Your photography is amazing!!!!!!
18th July 2008

Great Pictures
I don't know what I enjoy more, your words or pictures. Keep it up!
27th July 2008

HEY, THANKS i was just surfing for a nice place to celebrate my Birthday))) ...just great pictures ... i like the modesty!very natural and to my mind reflects Kyiv's so to say atmosphere) PS belate HAPPY BIRTHDAY)))
31st July 2008

Hi, you commented on my blog last summer.

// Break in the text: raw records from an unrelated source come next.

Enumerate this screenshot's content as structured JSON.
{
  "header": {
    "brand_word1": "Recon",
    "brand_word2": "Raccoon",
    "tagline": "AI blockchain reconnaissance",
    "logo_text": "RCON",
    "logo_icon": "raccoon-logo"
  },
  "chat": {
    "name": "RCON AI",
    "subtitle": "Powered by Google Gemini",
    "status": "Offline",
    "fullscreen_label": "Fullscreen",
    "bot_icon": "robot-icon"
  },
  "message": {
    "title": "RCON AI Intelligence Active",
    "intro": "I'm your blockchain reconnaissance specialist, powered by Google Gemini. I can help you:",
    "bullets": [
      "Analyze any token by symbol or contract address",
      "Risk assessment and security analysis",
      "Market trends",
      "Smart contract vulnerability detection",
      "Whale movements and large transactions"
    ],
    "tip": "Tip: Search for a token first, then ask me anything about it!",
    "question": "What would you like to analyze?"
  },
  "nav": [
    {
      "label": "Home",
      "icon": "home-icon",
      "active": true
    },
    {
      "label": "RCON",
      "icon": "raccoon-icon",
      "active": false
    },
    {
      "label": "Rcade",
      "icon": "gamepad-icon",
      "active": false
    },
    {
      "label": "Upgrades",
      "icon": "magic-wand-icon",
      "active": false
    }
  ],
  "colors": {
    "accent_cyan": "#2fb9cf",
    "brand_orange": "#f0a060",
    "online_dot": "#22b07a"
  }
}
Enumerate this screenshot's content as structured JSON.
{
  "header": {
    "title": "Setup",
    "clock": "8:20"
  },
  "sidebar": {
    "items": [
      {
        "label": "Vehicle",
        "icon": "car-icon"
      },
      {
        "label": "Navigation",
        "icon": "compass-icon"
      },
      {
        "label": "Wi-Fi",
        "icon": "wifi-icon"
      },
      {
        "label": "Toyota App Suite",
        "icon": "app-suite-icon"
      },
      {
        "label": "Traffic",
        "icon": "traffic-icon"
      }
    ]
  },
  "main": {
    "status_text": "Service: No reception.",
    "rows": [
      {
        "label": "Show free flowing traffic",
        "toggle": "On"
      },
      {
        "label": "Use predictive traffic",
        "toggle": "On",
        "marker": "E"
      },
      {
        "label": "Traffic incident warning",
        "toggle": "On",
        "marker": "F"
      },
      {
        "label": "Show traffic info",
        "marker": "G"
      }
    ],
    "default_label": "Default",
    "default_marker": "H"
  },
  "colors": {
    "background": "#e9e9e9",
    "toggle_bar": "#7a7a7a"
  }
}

I've since moved on from Tver, and it's taken my awhile to get back to writing here, but I wanted to thank you for your comment. I went to a language school in Tver' for two and a half months, and traveled into Moscow on occasion, and to Petersburg once. Anyway, thanks for your comment, and good luck in Kyiv...I visited for a short two weeks in 2005, but alot of the same xenophobic comments got tossed around in Russia. And goodness knows that South Africa is not exactly the paragon of tolerance at the moment. Thanks again, -Lauren
4th August 2008

awesome!
Hey jonfan, I love your blog. keep writing!